Gold and global currency markets were rocked by Mr Donald Trump's victory, with investors dumping risky assets and rushing into safe haven ones.
The precious metal was the obvious winner yesterday, surging as much as 4.8 per cent to US$1,337 an ounce before sliding back to below US$1,300 by the evening.
Some analysts tip gold hitting US$1,500 an ounce, as investors take cover while awaiting clearer direction from the new United States government.
Mr James Cheo, investment strategist from the Bank of Singapore, warned that a Trump presidency means more uncertainty given his unpredictable policies.
That uncertainty helped boost another Asian safe haven - the Japanese yen, which shot up 1.5 per cent against the Singdollar yesterday.
There were losers as well, understandable given Mr Trump's strident anti-trade messages throughout the campaign.
Just as sterling bore the brunt of the Brexit sell-off, the Mexican peso was the worst performer among currencies worldwide yesterday.
The currency suffered the biggest one-day decline against the greenback since 2008, on fears that American trade policies will become more protectionist. The peso was down more than 12 per cent against the US dollar at one point before regaining some ground.
The Singdollar weakened slightly to S$1.3946 against the greenback, from S$1.3901 on Tuesday.
Oil was hit as well, with crude down as much as 4.3 per cent to US$43.07 a barrel in New York as investors shunned riskier assets.
Foreign exchange markets look to be the most vulnerable to volatility in the months ahead.
Analysts said that if Mr Trump pursues his anti-trade policies, US trade-dependent currencies such as the Asian ones and the Mexican peso will likely fall against the greenback.

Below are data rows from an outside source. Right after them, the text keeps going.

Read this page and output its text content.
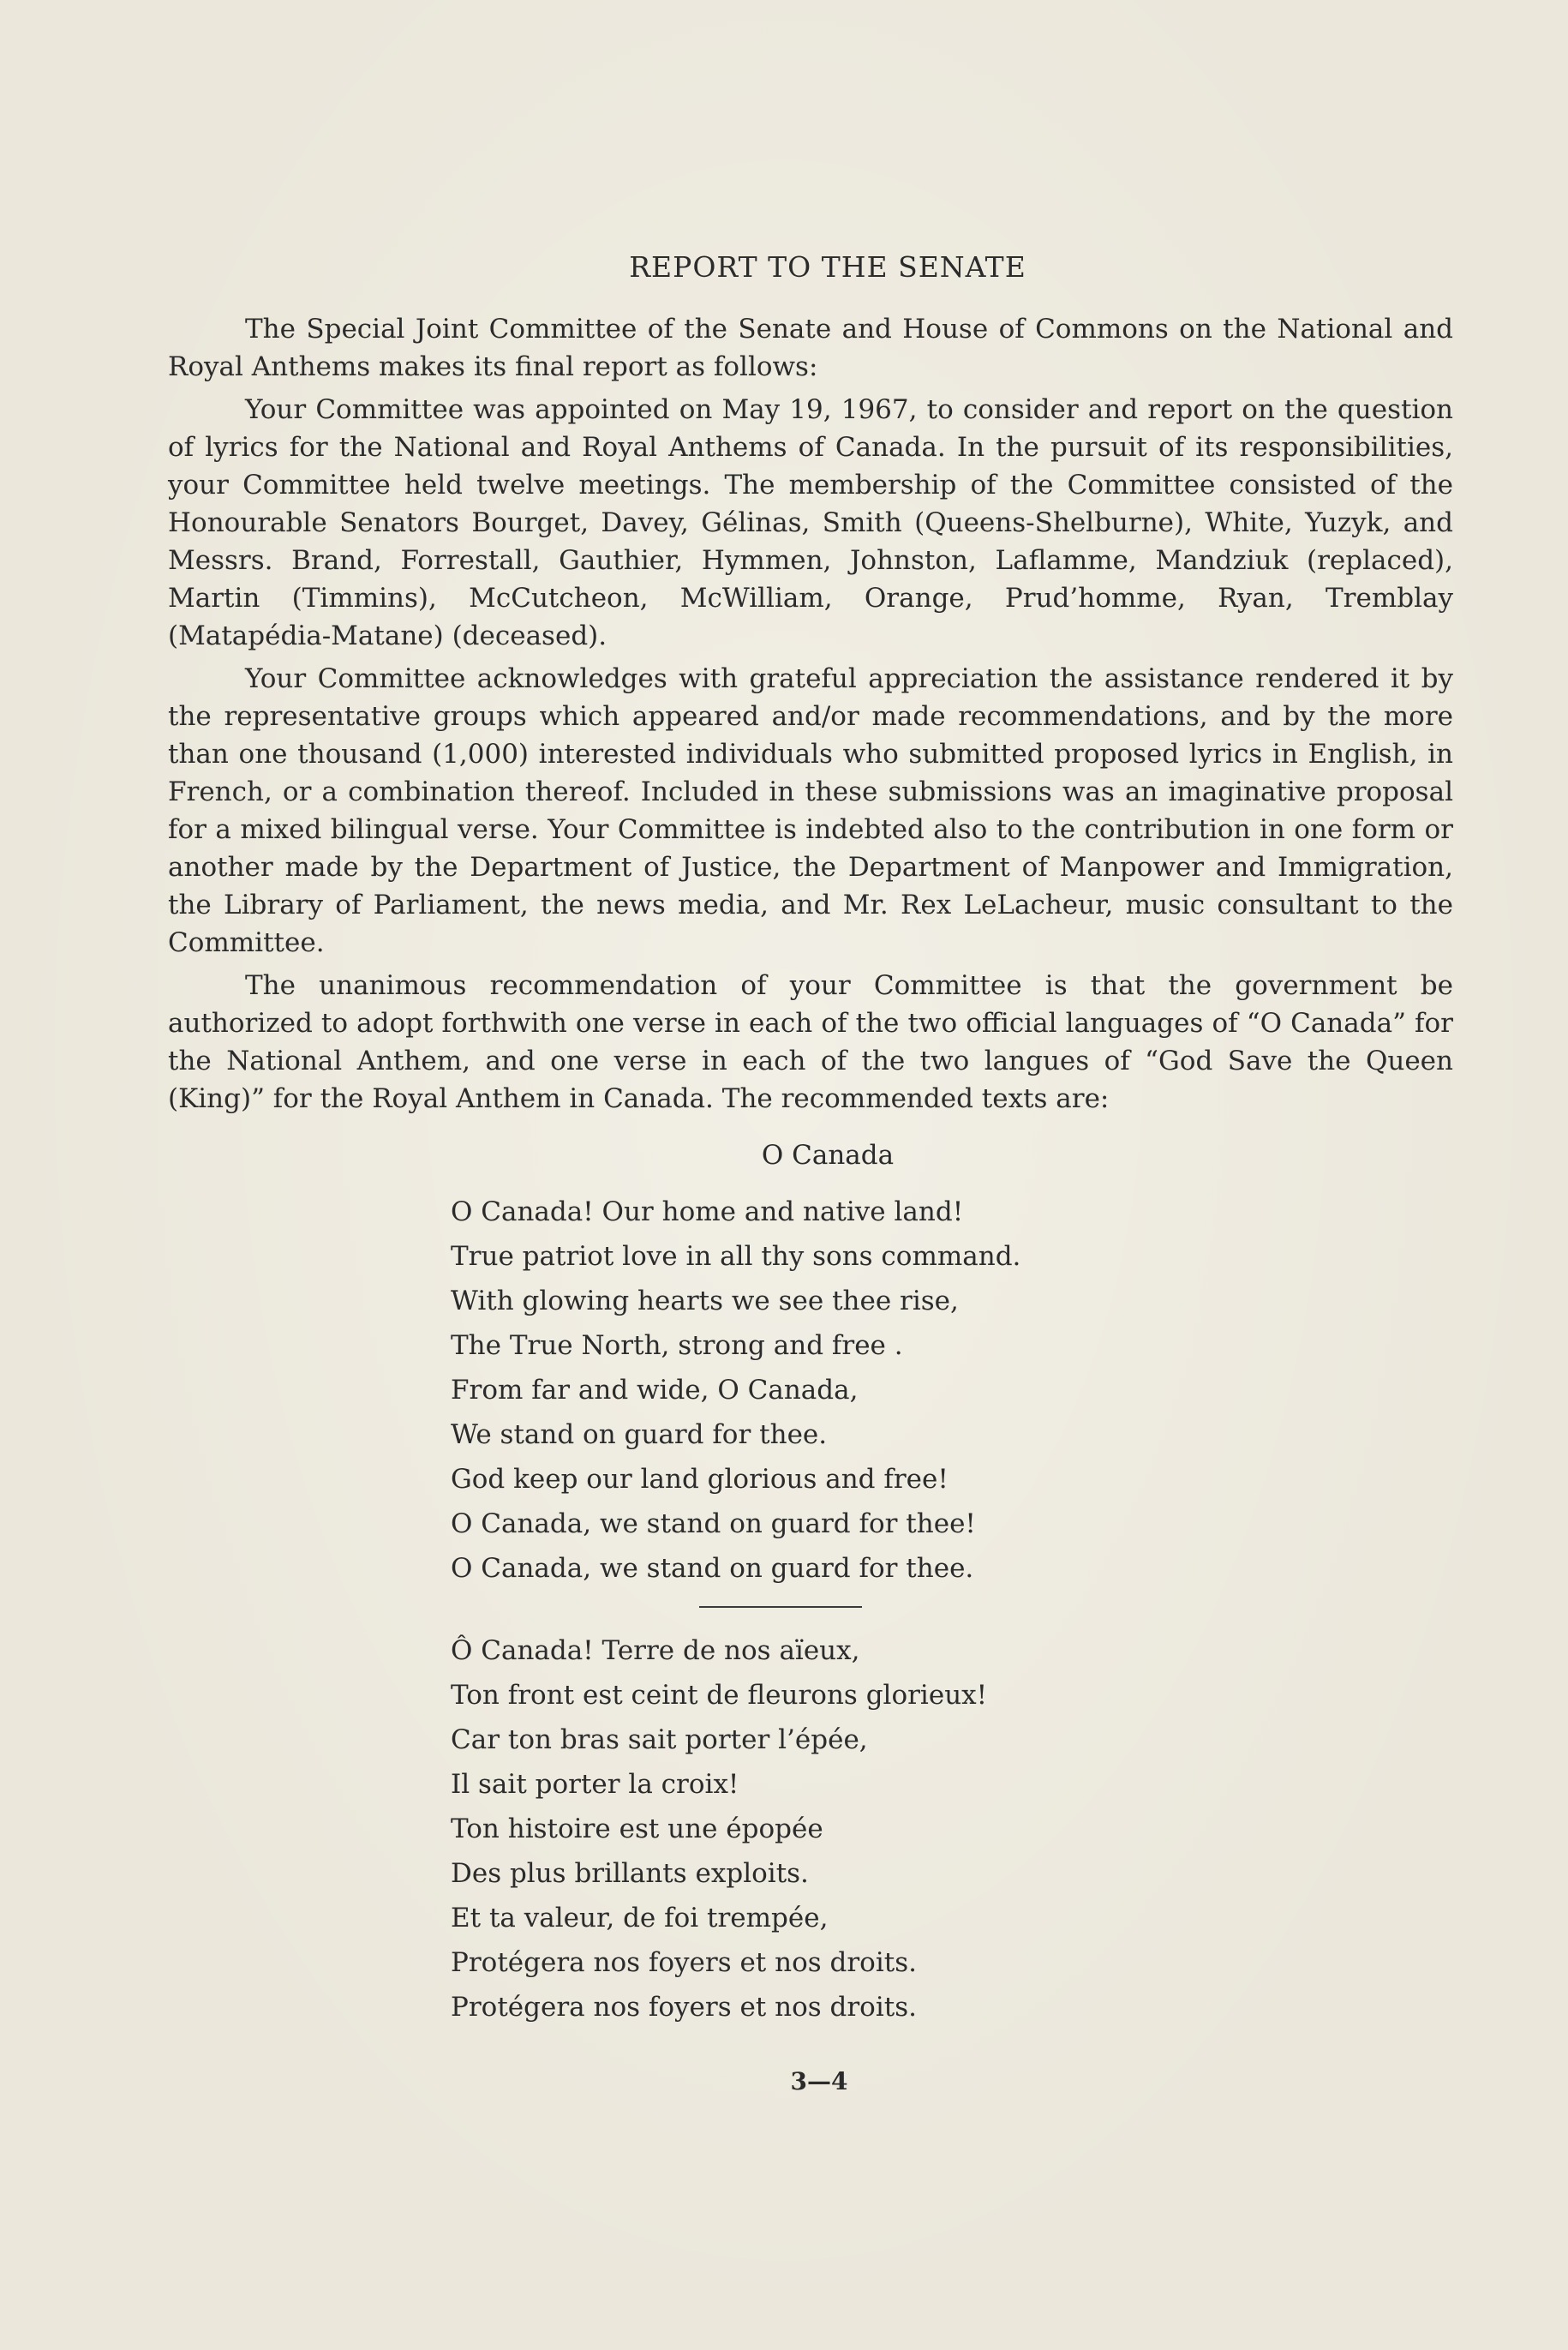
REPORT TO THE SENATE

The Special Joint Committee of the Senate and House of Commons on the National and Royal Anthems makes its final report as follows:

Your Committee was appointed on May 19, 1967, to consider and report on the question of lyrics for the National and Royal Anthems of Canada. In the pursuit of its responsibilities, your Committee held twelve meetings. The membership of the Committee consisted of the Honourable Senators Bourget, Davey, Gélinas, Smith (Queens-Shelburne), White, Yuzyk, and Messrs. Brand, Forrestall, Gauthier, Hymmen, Johnston, Laflamme, Mandziuk (replaced), Martin (Timmins), McCutcheon, McWilliam, Orange, Prud’homme, Ryan, Tremblay (Matapédia-Matane) (deceased).

Your Committee acknowledges with grateful appreciation the assistance rendered it by the representative groups which appeared and/or made recommendations, and by the more than one thousand (1,000) interested individuals who submitted proposed lyrics in English, in French, or a combination thereof. Included in these submissions was an imaginative proposal for a mixed bilingual verse. Your Committee is indebted also to the contribution in one form or another made by the Department of Justice, the Department of Manpower and Immigration, the Library of Parliament, the news media, and Mr. Rex LeLacheur, music consultant to the Committee.

The unanimous recommendation of your Committee is that the government be authorized to adopt forthwith one verse in each of the two official languages of “O Canada” for the National Anthem, and one verse in each of the two langues of “God Save the Queen (King)” for the Royal Anthem in Canada. The recommended texts are:

O Canada
O Canada! Our home and native land!
True patriot love in all thy sons command.
With glowing hearts we see thee rise,
The True North, strong and free .
From far and wide, O Canada,
We stand on guard for thee.
God keep our land glorious and free!
O Canada, we stand on guard for thee!
O Canada, we stand on guard for thee.
Ô Canada! Terre de nos aïeux,
Ton front est ceint de fleurons glorieux!
Car ton bras sait porter l’épée,
Il sait porter la croix!
Ton histoire est une épopée
Des plus brillants exploits.
Et ta valeur, de foi trempée,
Protégera nos foyers et nos droits.
Protégera nos foyers et nos droits.
3—4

But others see the US dollar weakening amid Mr Trump's plans for what Mr Richard Buxton, head of UK equities at Old Mutual Global Investors, described as "increased infrastructure spending, with little regard to the effect on the already burgeoning US deficit".
HSBC global research economist Kevin Logan agreed: "Fiscal expansion and new legislation to encourage (or force) repatriation of overseas profits would likely be positive for the US dollar.
"However, a weaker US dollar may be part of Trump's efforts to spur manufacturing. A tougher immigration policy could curtail potential growth, while a squeeze on real incomes from higher tariffs could tip the economy towards recession.
"This, combined with a US isolationist stance, would likely encourage foreigners to sell US assets."
Such uncertainty could make the Singdollar a safe haven asset, like the yen and the Swiss franc, he said.
But World First chief economist Jeremy Cook warned: "There is no point in gambling on currency in this environment as the multitude of variables makes it little more than guesswork."